Digitalisierung der Rezesse niederdeutscher Städtetage
Die bisher digitalisierten Hanserezesse finden Sie frei zugänglich und im Volltext durchsuchbar online:
Die Bedeutung der Städtetage
Städtische Versammlungen, auch »Tagfahrten« genannt, waren im Mittelalter und in der
Frühen Neuzeit zentrale politische Ereignisse. Hier trafen sich die Vertreter der Städte, um
über gemeinsame Themen zu reden, Konflikte zu lösen und Beschlüsse zu fassen. Besonders
wichtig waren diese Versammlungen für die von niederdeutschen Kaufleuten dominierten
Städte – allen voran die Hansetage. Auf diesen Versammlungen wurden seit dem 14. bis ins
17. Jahrhundert Ergebnisprotokolle erstellt: die sogenannten Hanserezesse. Diese Dokumente
sind einzigartige Zeugnisse der städtischen Zusammenarbeit, des Handels und der politischen
Entscheidungsfindung und somit eine der wichtigsten Quellen für die Hanseforschung.
Die Quellen: Archivalische Überlieferung
Die Arbeit mit den Hanserezessen ist für Forschende problematisch, da diese nur bis 1537 ediert wurden und die Editionen zudem mittlerweile teils kritisch gesehen werden. Die digitalisierten Rezesseditionen sind auf der Website des Hansischen Geschichtsvereins zu finden, mitsamt quellenkritischen Literaturhinweisen.

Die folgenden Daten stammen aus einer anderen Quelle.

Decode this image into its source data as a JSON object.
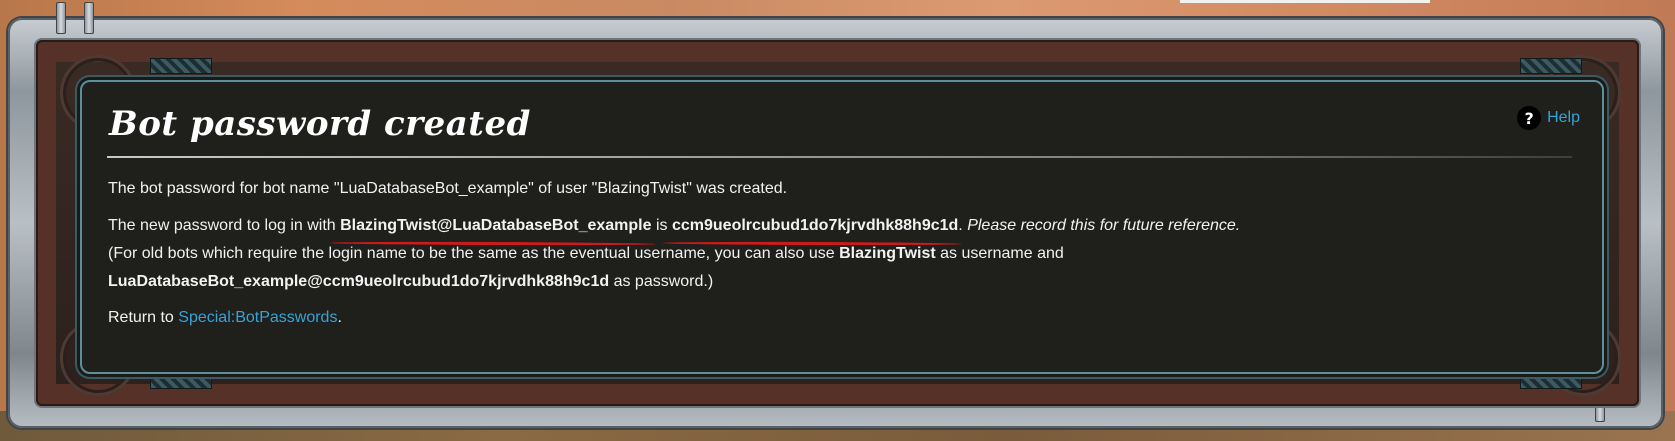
{
  "dialog": {
    "title": "Bot password created",
    "help_label": "Help",
    "help_icon": "question-circle-icon"
  },
  "message": {
    "line1": "The bot password for bot name \"LuaDatabaseBot_example\" of user \"BlazingTwist\" was created.",
    "line2_prefix": "The new password to log in with ",
    "login_name": "BlazingTwist@LuaDatabaseBot_example",
    "line2_is": " is ",
    "password": "ccm9ueolrcubud1do7kjrvdhk88h9c1d",
    "line2_period": ".",
    "line2_note": " Please record this for future reference.",
    "line3_prefix": "(For old bots which require the login name to be the same as the eventual username, you can also use ",
    "username": "BlazingTwist",
    "line3_mid": " as username and",
    "legacy_password": "LuaDatabaseBot_example@ccm9ueolrcubud1do7kjrvdhk88h9c1d",
    "line4_suffix": " as password.)",
    "return_prefix": "Return to ",
    "return_link": "Special:BotPasswords",
    "return_suffix": "."
  },
  "colors": {
    "panel_bg": "#1f1f1c",
    "link": "#36a3d6",
    "annotation_underline": "#cc1b1b"
  }
}
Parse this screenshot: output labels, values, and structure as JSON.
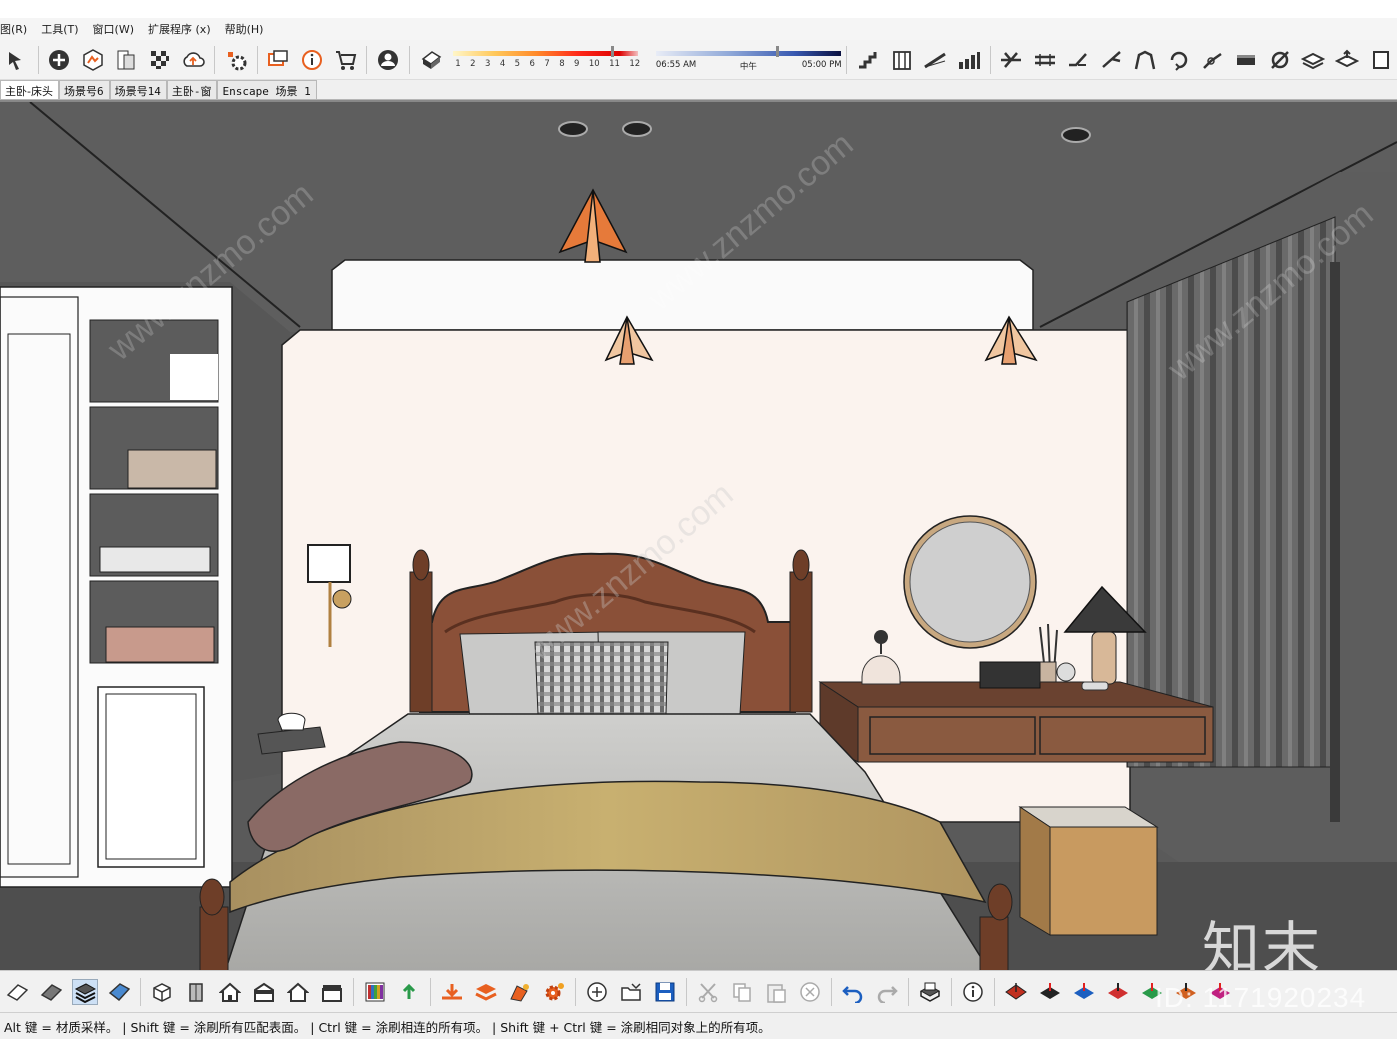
{
  "menubar": {
    "items": [
      "图(R)",
      "工具(T)",
      "窗口(W)",
      "扩展程序 (x)",
      "帮助(H)"
    ]
  },
  "toolbar": {
    "time_scale_labels": [
      "1",
      "2",
      "3",
      "4",
      "5",
      "6",
      "7",
      "8",
      "9",
      "10",
      "11",
      "12"
    ],
    "day_start": "06:55 AM",
    "day_mid": "中午",
    "day_end": "05:00 PM"
  },
  "tabs": {
    "items": [
      "主卧-床头",
      "场景号6",
      "场景号14",
      "主卧-窗",
      "Enscape 场景 1"
    ]
  },
  "status": {
    "text": "Alt 键 = 材质采样。 | Shift 键 = 涂刷所有匹配表面。 | Ctrl 键 = 涂刷相连的所有项。 | Shift 键 + Ctrl 键 = 涂刷相同对象上的所有项。"
  },
  "watermark": {
    "logo": "知末",
    "id": "ID: 1171920234",
    "site": "www.znzmo.com"
  },
  "colors": {
    "ceiling": "#5e5e5e",
    "wall": "#fbf3ee",
    "wood": "#7a4a34",
    "accent": "#e8702a"
  }
}
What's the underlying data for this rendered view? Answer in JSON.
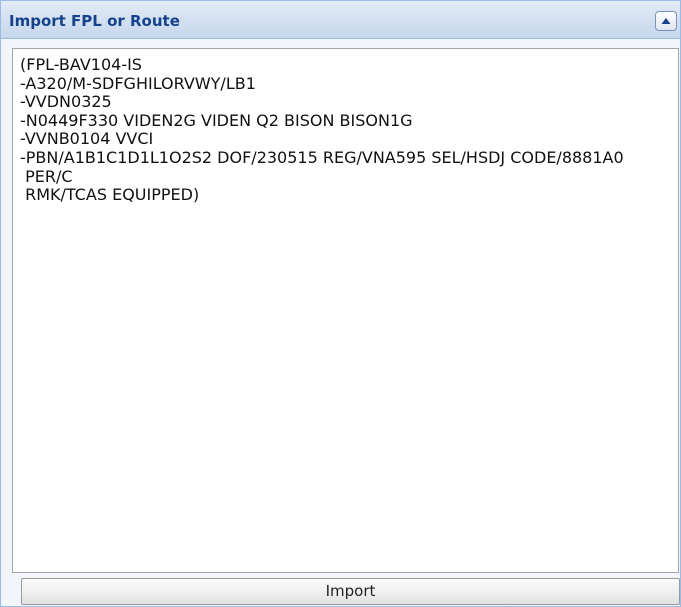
{
  "panel": {
    "title": "Import FPL or Route",
    "collapse_icon": "chevron-up-icon"
  },
  "route_input": {
    "value": "(FPL-BAV104-IS\n-A320/M-SDFGHILORVWY/LB1\n-VVDN0325\n-N0449F330 VIDEN2G VIDEN Q2 BISON BISON1G\n-VVNB0104 VVCI\n-PBN/A1B1C1D1L1O2S2 DOF/230515 REG/VNA595 SEL/HSDJ CODE/8881A0\n PER/C\n RMK/TCAS EQUIPPED)"
  },
  "actions": {
    "import_label": "Import"
  },
  "colors": {
    "title_text": "#15428b",
    "header_border": "#99bbe8",
    "panel_background": "#f2f5fa"
  }
}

Der Zugang zu den archivalischen Quellen wird zudem erschwert durch ihre große Zahl und dezentrale Überlieferung. Im Grunde sind Abschriften der Rezesse in Archiven aller Städte zu erwarten, die an den Tagfahrten teilgenommen haben. Über 130 deutsche und internationale Archive wurden bisher identifiziert, die Rezesshandschriften aufbewahren. Dabei hat allein das Archiv der Hansestadt Lübeck bereits über 100 dieser Dokumente. Neben den Rezessen der Allgemeinen Hansetage umfasst das Projekt auch weitere Versammlungen – von Regionaltagen bis hin zu spontan einberufenen Treffen.
Projektziele
Das Projekt zielt längerfristig darauf ab, alle Handschrifte der Hanserezesse zu digitalisieren, neu zu transkribieren und an einer zentralen Stelle digital zur Verfügung zu stellen. Dabei wird bewusst von einer neuen Edition der Rezesse abgesehen, um der sprachlichen und schriftbildlichen Vielfalt der Handschriften gerecht zu werden. Dafür wird mit der Software Transkribus gearbeitet, womit es möglich ist, Bild und Transkription zusammen abzubilden. Die fertig transkribierten Rezesse werden nach und nach auf unserer Transkribus Site »Rezesse niederdeutscher Städtetage« verfügbar gemacht.
Die Transkription der Texte erfolgt sowohl manuell durch die Mitarbeitenden der FGHO und die Citizen Scientists des Projekts »Hanse.Quellen.Lesen!«, als auch (halb-)automatisiert mittels eines Verfahrens der automatisierten Handschriftenerkennung (Handwritten Text Recognition – HTR). Hierbei spielen die im internationalen Forschungsprojekt »The Flow« entwickelte HTR-Modelle eine große Rolle, die sich wiederum zu einem großen Teil auf den von den Citizen Scientists erstellen Transkriptionen basieren.
Als Ausblick ist auch eine systematische Erfassung der Rezesse in einer Datenbank geplant, die ihren archivalischen und inhaltlichen Zusammenhang deutlich macht. Dabei entsteht ein Inventar der Rezesshandschriften und Tagfahrten, das mithilfe der modularen Datenbank nodegoat erstellt wird.